# Hello from a newly graduated music student



## Zenkkon (Aug 26, 2013)

Hi everyone! I've just graduated from a music school and my teacher told me about this site, absolutely like it here.

I've been sneaking/stealth around the forum for a little while and finally decided to post.

A little about myself, I'm from China and I was studying composition and Film scoring in the U.S. A keyboard player myself and ever since I've got into the DAW and sample/synth world everything's changed. Thanks to my dear teacher who introduced me to this place. 

I usually work with DP, Logic and Pro tools, using kontakt and some vienna instruments, school labs have omnisphere so I could play with that when I was still a student 2 weeks ago (LOL).
Currently learning Cubase and Like its features a lot.

Looking forward to learn from you guys!!


----------



## Mike Marino (Aug 26, 2013)

Welcome and congrats on graduating


----------



## fiestared (Aug 27, 2013)

Hi Zenkkon,

Congratulations and Welcome...

F.red


----------



## reddognoyz (Aug 28, 2013)

congratulations!, here's a broom.......

: )


----------



## Zenkkon (Aug 29, 2013)

Very nice to know all of you guys!!!


----------



## spectrum (Aug 29, 2013)

Welcome to you! 



Zenkkon @ Mon Aug 26 said:


> I usually work with DP, Logic and Pro tools, using kontakt and some vienna instruments, school labs have omnisphere so I could play with that when I was still a student 2 weeks ago (LOL).


Contact Les Correa at Spectrasonics if you want to get Omnisphere going for your own work.
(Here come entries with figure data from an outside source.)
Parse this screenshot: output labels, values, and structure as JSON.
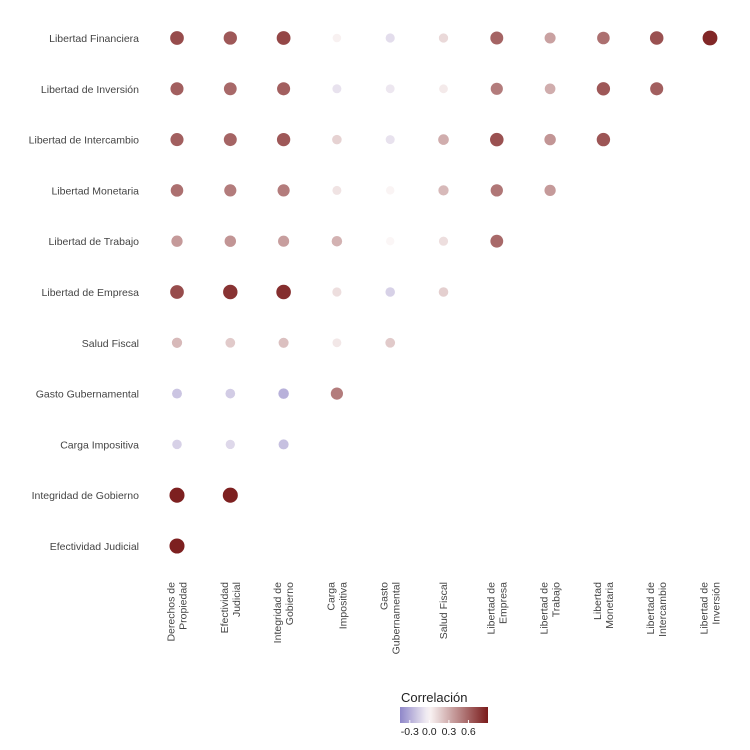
{
  "chart_data": {
    "type": "correlation-dotplot",
    "x_categories": [
      "Derechos de Propiedad",
      "Efectividad Judicial",
      "Integridad de Gobierno",
      "Carga Impositiva",
      "Gasto Gubernamental",
      "Salud Fiscal",
      "Libertad de Empresa",
      "Libertad de Trabajo",
      "Libertad Monetaria",
      "Libertad de Intercambio",
      "Libertad de Inversión"
    ],
    "x_tick_lines": [
      [
        "Derechos de",
        "Propiedad"
      ],
      [
        "Efectividad",
        "Judicial"
      ],
      [
        "Integridad de",
        "Gobierno"
      ],
      [
        "Carga",
        "Impositiva"
      ],
      [
        "Gasto",
        "Gubernamental"
      ],
      [
        "Salud Fiscal"
      ],
      [
        "Libertad de",
        "Empresa"
      ],
      [
        "Libertad de",
        "Trabajo"
      ],
      [
        "Libertad",
        "Monetaria"
      ],
      [
        "Libertad de",
        "Intercambio"
      ],
      [
        "Libertad de",
        "Inversión"
      ]
    ],
    "y_categories": [
      "Libertad Financiera",
      "Libertad de Inversión",
      "Libertad de Intercambio",
      "Libertad Monetaria",
      "Libertad de Trabajo",
      "Libertad de Empresa",
      "Salud Fiscal",
      "Gasto Gubernamental",
      "Carga Impositiva",
      "Integridad de Gobierno",
      "Efectividad Judicial"
    ],
    "rows": [
      {
        "y": "Libertad Financiera",
        "values": [
          0.7,
          0.65,
          0.72,
          0.02,
          -0.1,
          0.12,
          0.6,
          0.35,
          0.55,
          0.68,
          0.85
        ]
      },
      {
        "y": "Libertad de Inversión",
        "values": [
          0.62,
          0.58,
          0.62,
          -0.08,
          -0.06,
          0.05,
          0.5,
          0.3,
          0.65,
          0.62
        ]
      },
      {
        "y": "Libertad de Intercambio",
        "values": [
          0.62,
          0.6,
          0.65,
          0.15,
          -0.08,
          0.3,
          0.68,
          0.4,
          0.66
        ]
      },
      {
        "y": "Libertad Monetaria",
        "values": [
          0.55,
          0.5,
          0.5,
          0.08,
          0.01,
          0.25,
          0.52,
          0.38
        ]
      },
      {
        "y": "Libertad de Trabajo",
        "values": [
          0.38,
          0.4,
          0.36,
          0.28,
          0.0,
          0.1,
          0.58
        ]
      },
      {
        "y": "Libertad de Empresa",
        "values": [
          0.7,
          0.8,
          0.82,
          0.1,
          -0.15,
          0.16
        ]
      },
      {
        "y": "Salud Fiscal",
        "values": [
          0.25,
          0.18,
          0.22,
          0.06,
          0.18
        ]
      },
      {
        "y": "Gasto Gubernamental",
        "values": [
          -0.2,
          -0.17,
          -0.28,
          0.5
        ]
      },
      {
        "y": "Carga Impositiva",
        "values": [
          -0.15,
          -0.12,
          -0.22
        ]
      },
      {
        "y": "Integridad de Gobierno",
        "values": [
          0.88,
          0.88
        ]
      },
      {
        "y": "Efectividad Judicial",
        "values": [
          0.88
        ]
      }
    ],
    "color_scale": {
      "min": -0.45,
      "max": 0.9,
      "stops": [
        {
          "value": -0.45,
          "color": "#8f87c9"
        },
        {
          "value": 0.0,
          "color": "#fbf6f6"
        },
        {
          "value": 0.9,
          "color": "#7a1b1b"
        }
      ]
    },
    "legend": {
      "title": "Correlación",
      "ticks": [
        {
          "value": -0.3,
          "label": "-0.3"
        },
        {
          "value": 0.0,
          "label": "0.0"
        },
        {
          "value": 0.3,
          "label": "0.3"
        },
        {
          "value": 0.6,
          "label": "0.6"
        }
      ],
      "placement": "bottom"
    }
  }
}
He'd be happy to connect you with a dealer near you that will give you a special price on Omnisphere since you were a student in our EDU program.

[email protected]

Cheers and Happy composing! 

spectrum
(aka:Eric Persing from Spectrasonics)


----------



## sammy24 (Aug 30, 2013)

Welcome, and congrats on graduating!


----------



## TMRodrigues (Aug 30, 2013)

Congrats and enjoy your stay! Hope you learn a lot here. I know i always do! 8)


----------